No quarteirão defronte à igreja moravam Miceno Alexandre e Maria Nunes, Barrim e Hélia (prédio da antiga Prefeitura onde hoje funciona o Sindicato dos Trabalhadores Rurais), Cícero Fernandes, Antônio Dantas e Mariinha, Colares e Socorro Felinto, José Henrique e Dona Ivone, Saint Clair (estas duas casas foram demolidas e no local foi construída a nova casa paroquial),   Família Rodrigues, Totó Olímpio, Argemiro Vieira e Maria Nery, Chico Olívio, Marley Arruda e Olga, entre outros. Atrás dessa rua, ficava o Cantinho da Imprensa na residência de Miguel Arruda e Dona Francisquinha.
No quarteirão atrás da igreja moraram várias familias: Domário Gouveia, Pedro Lacerda, Manuel Gomes e Cecília, entre outros, na casa que faz esquina com a Rua do Sol.  Lembro que nessa casa num dia de eleição -  não me lembro de qual candidato - fazia-se comida para distribuir com eleitores. Seguindo na quadra,  viveram José Macedo e Soledade, depois Centor Victor e Ivone Brasileiro e, finalmente, Anchieta e Salete. Ali também viveu  Osmar Victor e Dilma e, depois, Hugo Victor e Luizinha Gonçalves, Vicente e Maria Eunice. Na casa seguinte, José Josué e Adalgisa, alguém da família  Sarmento mas não lembro quem, e ainda Wilson Barros e Jacira. Nela, Dr. Arruda manteve uma república durante um tempo. Muito tempo depois, morou Cristina Lemos. Na esquina com a Rua da Sombra ficava  um terreno baldio onde se faziam fogueiras no período de São João sendo também território de brincadeiras das crianças  e onde as moças jogavam numa  quadra de volei improvisada.
A Rua da Matança e a Rua das Flores eram mais afastadas.
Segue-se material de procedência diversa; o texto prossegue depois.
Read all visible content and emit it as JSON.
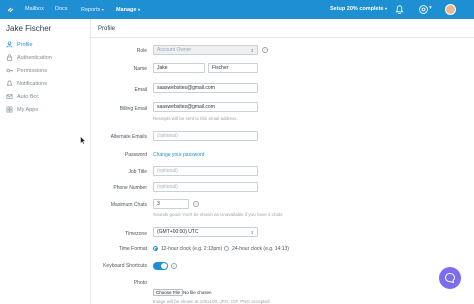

Na rua das Flores morou Joaquim Ricarte, Santina (mãe de nego Chico e Cafita)  e a família Estolano e Honório Preto, Zé Preto e Massimina, entre outros.  Os Estolanos eram os nossos principais vendedores de frutas  e tinham seu comércio instalado na entrada do mercado público defronte a  atual Praça Padre Cícero.
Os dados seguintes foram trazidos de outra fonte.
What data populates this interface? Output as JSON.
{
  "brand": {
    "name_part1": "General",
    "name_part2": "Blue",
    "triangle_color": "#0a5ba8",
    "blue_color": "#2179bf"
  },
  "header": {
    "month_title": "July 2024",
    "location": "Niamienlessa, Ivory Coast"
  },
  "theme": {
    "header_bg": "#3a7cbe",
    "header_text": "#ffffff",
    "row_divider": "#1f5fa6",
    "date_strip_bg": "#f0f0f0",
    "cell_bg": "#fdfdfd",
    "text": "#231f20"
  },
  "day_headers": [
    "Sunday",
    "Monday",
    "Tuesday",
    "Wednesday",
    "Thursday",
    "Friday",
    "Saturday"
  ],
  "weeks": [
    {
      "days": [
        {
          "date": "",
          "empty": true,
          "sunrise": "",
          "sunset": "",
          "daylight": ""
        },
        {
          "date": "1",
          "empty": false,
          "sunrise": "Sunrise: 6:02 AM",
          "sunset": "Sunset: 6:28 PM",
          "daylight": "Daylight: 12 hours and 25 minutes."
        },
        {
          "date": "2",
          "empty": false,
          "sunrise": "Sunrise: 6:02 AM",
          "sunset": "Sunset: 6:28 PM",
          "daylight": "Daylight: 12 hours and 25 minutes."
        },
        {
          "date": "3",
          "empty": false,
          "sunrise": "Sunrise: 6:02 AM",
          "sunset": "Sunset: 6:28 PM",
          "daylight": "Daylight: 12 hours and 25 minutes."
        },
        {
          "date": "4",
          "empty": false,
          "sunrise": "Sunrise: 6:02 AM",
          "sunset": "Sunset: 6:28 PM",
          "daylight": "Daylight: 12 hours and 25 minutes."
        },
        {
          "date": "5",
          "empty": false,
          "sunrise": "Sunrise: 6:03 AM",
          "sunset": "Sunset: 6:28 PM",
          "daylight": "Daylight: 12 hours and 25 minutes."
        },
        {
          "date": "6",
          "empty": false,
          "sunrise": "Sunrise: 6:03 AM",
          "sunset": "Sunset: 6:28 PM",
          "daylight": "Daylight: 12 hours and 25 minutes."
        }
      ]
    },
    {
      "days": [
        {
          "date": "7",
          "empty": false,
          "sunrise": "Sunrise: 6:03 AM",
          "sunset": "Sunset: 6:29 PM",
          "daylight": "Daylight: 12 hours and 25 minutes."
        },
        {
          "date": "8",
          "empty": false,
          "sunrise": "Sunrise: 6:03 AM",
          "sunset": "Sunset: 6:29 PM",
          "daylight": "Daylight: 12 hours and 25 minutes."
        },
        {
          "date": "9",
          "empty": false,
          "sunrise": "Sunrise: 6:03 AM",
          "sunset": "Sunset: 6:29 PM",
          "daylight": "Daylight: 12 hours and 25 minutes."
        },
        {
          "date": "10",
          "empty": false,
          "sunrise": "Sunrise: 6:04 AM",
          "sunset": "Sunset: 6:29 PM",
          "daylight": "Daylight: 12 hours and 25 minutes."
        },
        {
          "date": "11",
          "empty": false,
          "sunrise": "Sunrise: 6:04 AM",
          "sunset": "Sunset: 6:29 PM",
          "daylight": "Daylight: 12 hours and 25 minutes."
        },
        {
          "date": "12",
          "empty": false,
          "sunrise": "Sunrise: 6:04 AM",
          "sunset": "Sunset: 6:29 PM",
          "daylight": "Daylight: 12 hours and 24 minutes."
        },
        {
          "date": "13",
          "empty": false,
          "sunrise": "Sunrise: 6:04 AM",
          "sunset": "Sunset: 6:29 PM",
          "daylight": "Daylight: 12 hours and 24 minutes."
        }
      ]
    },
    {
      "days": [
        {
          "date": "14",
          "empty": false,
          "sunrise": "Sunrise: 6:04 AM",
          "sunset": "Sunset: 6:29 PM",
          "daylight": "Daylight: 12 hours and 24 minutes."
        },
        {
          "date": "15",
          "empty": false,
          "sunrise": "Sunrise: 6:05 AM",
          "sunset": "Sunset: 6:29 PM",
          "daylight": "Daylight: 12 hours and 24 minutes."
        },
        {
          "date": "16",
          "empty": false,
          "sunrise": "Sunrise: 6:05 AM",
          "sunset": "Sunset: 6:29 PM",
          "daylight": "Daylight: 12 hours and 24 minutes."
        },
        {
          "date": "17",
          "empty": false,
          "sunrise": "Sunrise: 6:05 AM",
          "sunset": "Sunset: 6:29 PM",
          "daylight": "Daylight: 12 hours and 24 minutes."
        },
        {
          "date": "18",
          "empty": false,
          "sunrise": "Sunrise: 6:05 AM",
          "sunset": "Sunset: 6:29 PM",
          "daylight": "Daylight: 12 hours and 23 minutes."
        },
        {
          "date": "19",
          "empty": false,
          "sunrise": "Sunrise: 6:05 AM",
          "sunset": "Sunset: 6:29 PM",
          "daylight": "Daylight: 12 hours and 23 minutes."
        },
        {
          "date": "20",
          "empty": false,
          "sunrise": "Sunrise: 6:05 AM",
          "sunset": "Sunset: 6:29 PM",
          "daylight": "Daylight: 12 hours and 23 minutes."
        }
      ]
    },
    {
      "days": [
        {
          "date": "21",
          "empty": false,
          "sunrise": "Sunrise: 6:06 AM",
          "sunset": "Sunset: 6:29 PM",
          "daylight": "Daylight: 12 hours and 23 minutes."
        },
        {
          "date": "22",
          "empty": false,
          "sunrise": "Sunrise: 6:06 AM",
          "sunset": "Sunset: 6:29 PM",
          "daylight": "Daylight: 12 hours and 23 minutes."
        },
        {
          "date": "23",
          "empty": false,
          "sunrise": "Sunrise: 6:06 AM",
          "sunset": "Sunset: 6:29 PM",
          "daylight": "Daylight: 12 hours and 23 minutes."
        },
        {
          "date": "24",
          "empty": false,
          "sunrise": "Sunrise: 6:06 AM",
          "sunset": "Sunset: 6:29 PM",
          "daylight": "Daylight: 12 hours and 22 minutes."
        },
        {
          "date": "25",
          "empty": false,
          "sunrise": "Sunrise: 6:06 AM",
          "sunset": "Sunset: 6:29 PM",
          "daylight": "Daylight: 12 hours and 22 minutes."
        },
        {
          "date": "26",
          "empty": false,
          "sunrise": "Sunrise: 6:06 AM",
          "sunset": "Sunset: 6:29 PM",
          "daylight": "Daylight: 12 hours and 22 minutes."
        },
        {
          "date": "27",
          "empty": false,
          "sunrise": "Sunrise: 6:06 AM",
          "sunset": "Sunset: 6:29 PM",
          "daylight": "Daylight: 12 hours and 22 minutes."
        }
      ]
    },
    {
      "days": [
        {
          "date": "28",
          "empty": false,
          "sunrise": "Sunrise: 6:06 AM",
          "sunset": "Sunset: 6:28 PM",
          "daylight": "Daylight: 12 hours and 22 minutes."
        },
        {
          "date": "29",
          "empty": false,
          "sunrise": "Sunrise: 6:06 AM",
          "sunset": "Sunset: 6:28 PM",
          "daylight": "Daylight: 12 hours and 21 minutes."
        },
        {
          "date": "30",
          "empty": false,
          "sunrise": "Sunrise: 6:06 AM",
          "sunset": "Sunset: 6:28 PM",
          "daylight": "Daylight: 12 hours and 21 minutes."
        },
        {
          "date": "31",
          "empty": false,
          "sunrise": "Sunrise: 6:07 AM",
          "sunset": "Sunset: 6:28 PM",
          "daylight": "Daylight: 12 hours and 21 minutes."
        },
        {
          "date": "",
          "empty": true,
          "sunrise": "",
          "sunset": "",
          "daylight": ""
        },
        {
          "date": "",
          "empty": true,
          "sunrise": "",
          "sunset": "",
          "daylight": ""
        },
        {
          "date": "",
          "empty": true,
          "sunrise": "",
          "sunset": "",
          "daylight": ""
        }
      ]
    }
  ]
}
Na rua da Matança, morou seu Antônio Cego casado com Dona Naninha que pedia esmola pelas ruas, Quininha Veloso, entre outros moradores dos quais lembro a fisionomia mas o tempo já me apagou o nome.
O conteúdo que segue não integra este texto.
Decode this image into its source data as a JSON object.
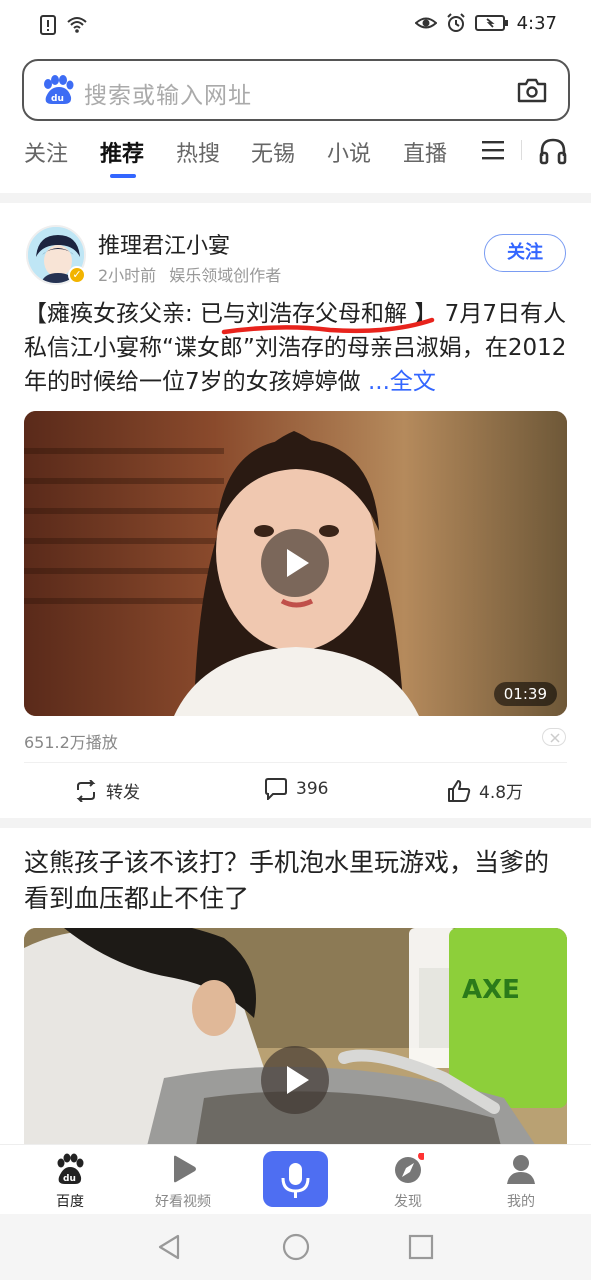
{
  "status_bar": {
    "time": "4:37"
  },
  "search": {
    "placeholder": "搜索或输入网址"
  },
  "tabs": [
    {
      "label": "关注"
    },
    {
      "label": "推荐"
    },
    {
      "label": "热搜"
    },
    {
      "label": "无锡"
    },
    {
      "label": "小说"
    },
    {
      "label": "直播"
    }
  ],
  "post1": {
    "author": "推理君江小宴",
    "time": "2小时前",
    "author_desc": "娱乐领域创作者",
    "follow_label": "关注",
    "text": "【瘫痪女孩父亲: 已与刘浩存父母和解 】 7月7日有人私信江小宴称“谍女郎”刘浩存的母亲吕淑娟，在2012年的时候给一位7岁的女孩婷婷做 ",
    "more_label": "...全文",
    "video_duration": "01:39",
    "plays": "651.2万播放",
    "share_label": "转发",
    "comments": "396",
    "likes": "4.8万"
  },
  "post2": {
    "title": "这熊孩子该不该打？手机泡水里玩游戏，当爹的看到血压都止不住了"
  },
  "bottom_nav": {
    "items": [
      {
        "label": "百度"
      },
      {
        "label": "好看视频"
      },
      {
        "label": "发现"
      },
      {
        "label": "我的"
      }
    ]
  },
  "colors": {
    "accent": "#3366ff",
    "mic_bg": "#4e6ef2",
    "badge_red": "#ff3333"
  }
}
A rua Bento Vieira, abrigava a Sousa Fernandes & Cia que construiu, ainda nos anos 50, vizinho às suas instalações uma casa mais moderna onde residia seu gerente, na época, Diógenes Rolim. Junto dele morava Dona Julia, mãe de Tutu, que plantava e vendia coentro e cebolinha, tempero quase que exclusivo naquela época.
Souza Fernandes & Cia
Nesta rua, morou Nezinho e Vicentina (inesquecível com seu famoso balaio a vender cocadas de rapadura e de coco pelas ruas do povoado), Cícero Claudino e Rosário, Nen Olimpio, José Mestre, Aurélio Crispim e Luiza. Aurélio chega a Ipaumirim na década de 50, vindo do Sítio Iracema, propriedade de João Augusto, no município de Lavras da Mangabeira.
Vicentina Marcolino

Moraram ainda Zé Mestre e seu genro  Chaga Bindá, Zé Bindá, Antonio Bindá, Biliu Marceneiro, Zefinha de Edilson, Sebastião Baraúna e Dorinha, Maria Henrique com Maria Lourenço (sua enteada e zeladora da igreja) e com a filha, Socorro Henrique, que tinha uma mão delicada e uma bela letra. Para ajudar nas despesas da casa, Socorro copiava lições nos cadernos dos alunos para que eles pudessem estudar numa época em que a indisponibilidade de livros demandava este tipo de serviço. Morava ainda Maria Veloso, mãe de Quininha, avó de Lourdes e Nenénzinha. Maria Veloso era mãe de Ginu Veloso dono de um dos cabarés mais antigos de Alagoinha.  Ginu disputava a freguesia com Cesarina e Julia principalmente nos bailes vespertinos dos dias de feira. Entre a casa de Maria Veloso e o cemitério Santa Terezinha, ficava a antiga cadeia. Morou ainda Vicente de Zefa, ajudante de caminhão, amasiado com Marlene, filha de Argemiro e neta de Custodio. Pálida, magrinha e frágil, Marlene morreu precocemente. Mais acima, na mesma rua, morou José Preto, pai de Geraldo, Hermano, Miguel e José Omar, e a família Santana, pais de Elizete.  Nesta rua, também viveu Balbina, passadeira de roupa. Balbina andava com sua garrafa térmica embaixo do braço vendendo chá pelas ruelas do povoado  e era conhecida como uma grande cozinheira sempre convidada para cuidar dos banquetes.

Balbina
Havia ainda casebres muito humildes que abrigavam trabalhadores informais que geralmente prestavam serviço na Sousa Fernandes  e/ou no comércio local.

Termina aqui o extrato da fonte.